Do groźnego wypadku doszło dziś przed godziną 6 rano na „zakopiance” w Białym Dunajcu. W samochodzie, który dachował, było półtoraroczne dziecko. Kierowca zasnął za kierownicą. Podróżujący samochodem trafili do szpitala - informuje zakopiańska policja.
- Kierowca z Łomży, jadący na majówkę, zasnął za kierownicą swojego volkswagena w wyniku czego zjechał na pobocze doprowadzając do dachowania samochodu.
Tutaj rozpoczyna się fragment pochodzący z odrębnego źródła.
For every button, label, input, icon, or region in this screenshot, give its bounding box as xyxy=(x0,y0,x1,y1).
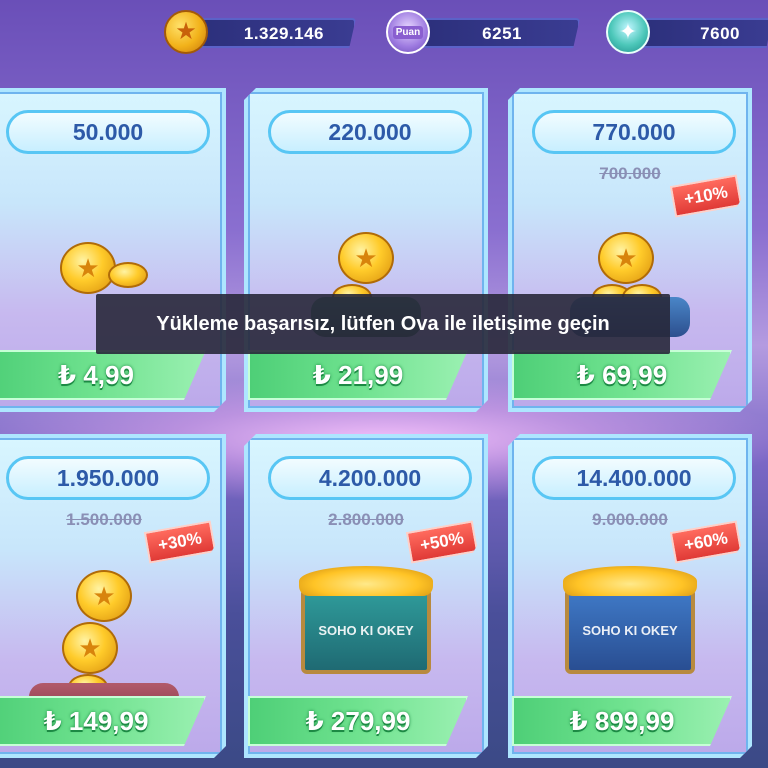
gem-balance-value: 7600 xyxy=(700,24,740,43)
price-button[interactable]: ₺ 899,99 xyxy=(512,696,732,746)
product-amount: 770.000 xyxy=(532,110,736,154)
coin-icon: ★ xyxy=(164,10,208,54)
blue-treasure-chest-icon: SOHO KI OKEY xyxy=(512,588,748,674)
product-card-4[interactable]: 1.950.000 1.500.000 +30% ★ ★ ₺ 149,99 xyxy=(0,434,226,758)
product-card-3[interactable]: 770.000 700.000 +10% ★ ₺ 69,99 xyxy=(508,88,752,412)
error-toast: Yükleme başarısız, lütfen Ova ile iletiş… xyxy=(96,294,670,354)
coin-balance-value: 1.329.146 xyxy=(243,24,324,43)
price-button[interactable]: ₺ 279,99 xyxy=(248,696,468,746)
product-amount: 4.200.000 xyxy=(268,456,472,500)
gem-balance-box: 7600 xyxy=(632,18,768,48)
product-amount: 1.950.000 xyxy=(6,456,210,500)
error-toast-message: Yükleme başarısız, lütfen Ova ile iletiş… xyxy=(156,312,610,335)
coin-balance-box: 1.329.146 xyxy=(186,18,356,48)
product-amount: 14.400.000 xyxy=(532,456,736,500)
product-card-5[interactable]: 4.200.000 2.800.000 +50% SOHO KI OKEY ₺ … xyxy=(244,434,488,758)
price-button[interactable]: ₺ 149,99 xyxy=(0,696,206,746)
puan-balance-box: 6251 xyxy=(410,18,580,48)
price-button[interactable]: ₺ 21,99 xyxy=(248,350,468,400)
product-card-1[interactable]: 50.000 ★ ₺ 4,99 xyxy=(0,88,226,412)
price-button[interactable]: ₺ 69,99 xyxy=(512,350,732,400)
chest-brand-label: SOHO KI OKEY xyxy=(318,622,414,638)
resource-bar: 1.329.146 ★ 6251 Puan 7600 ✦ xyxy=(0,0,768,64)
puan-balance-value: 6251 xyxy=(482,24,522,43)
gem-icon: ✦ xyxy=(606,10,650,54)
puan-badge-icon: Puan xyxy=(386,10,430,54)
product-amount: 220.000 xyxy=(268,110,472,154)
teal-treasure-chest-icon: SOHO KI OKEY xyxy=(248,588,484,674)
puan-badge-label: Puan xyxy=(392,25,424,39)
product-card-2[interactable]: 220.000 ★ ₺ 21,99 xyxy=(244,88,488,412)
chest-brand-label: SOHO KI OKEY xyxy=(582,622,678,638)
product-card-6[interactable]: 14.400.000 9.000.000 +60% SOHO KI OKEY ₺… xyxy=(508,434,752,758)
price-button[interactable]: ₺ 4,99 xyxy=(0,350,206,400)
coin-stack-icon: ★ xyxy=(0,242,222,294)
product-amount: 50.000 xyxy=(6,110,210,154)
Autem podróżowała rodzina z półtorarocznym dzieckiem. Na całe szczęście wszyscy byli zapięci pasami bezpieczeństwa, a dziecko podróżowało w foteliku. Dzięki temu uniknęli poważnych obrażeń z wyjątkiem ogólnych stłuczeń i zadrapań. Kierowca był trzeźwy. Za spowodowanie kolizji został ukarany mandatem karnym - relacjonuje asp. szt. Roman Wieczorek, rzecznik Komendy Powiatowej Policji w Zakopanem.
- Apelujemy do kierowców aby przerwali jazdę na czas kiedy czują zmęczenie. Nawet godzina lub dwie snu na postoju zwiększa bezpieczeństwo dalszej jazdy - apeluje rzecznik.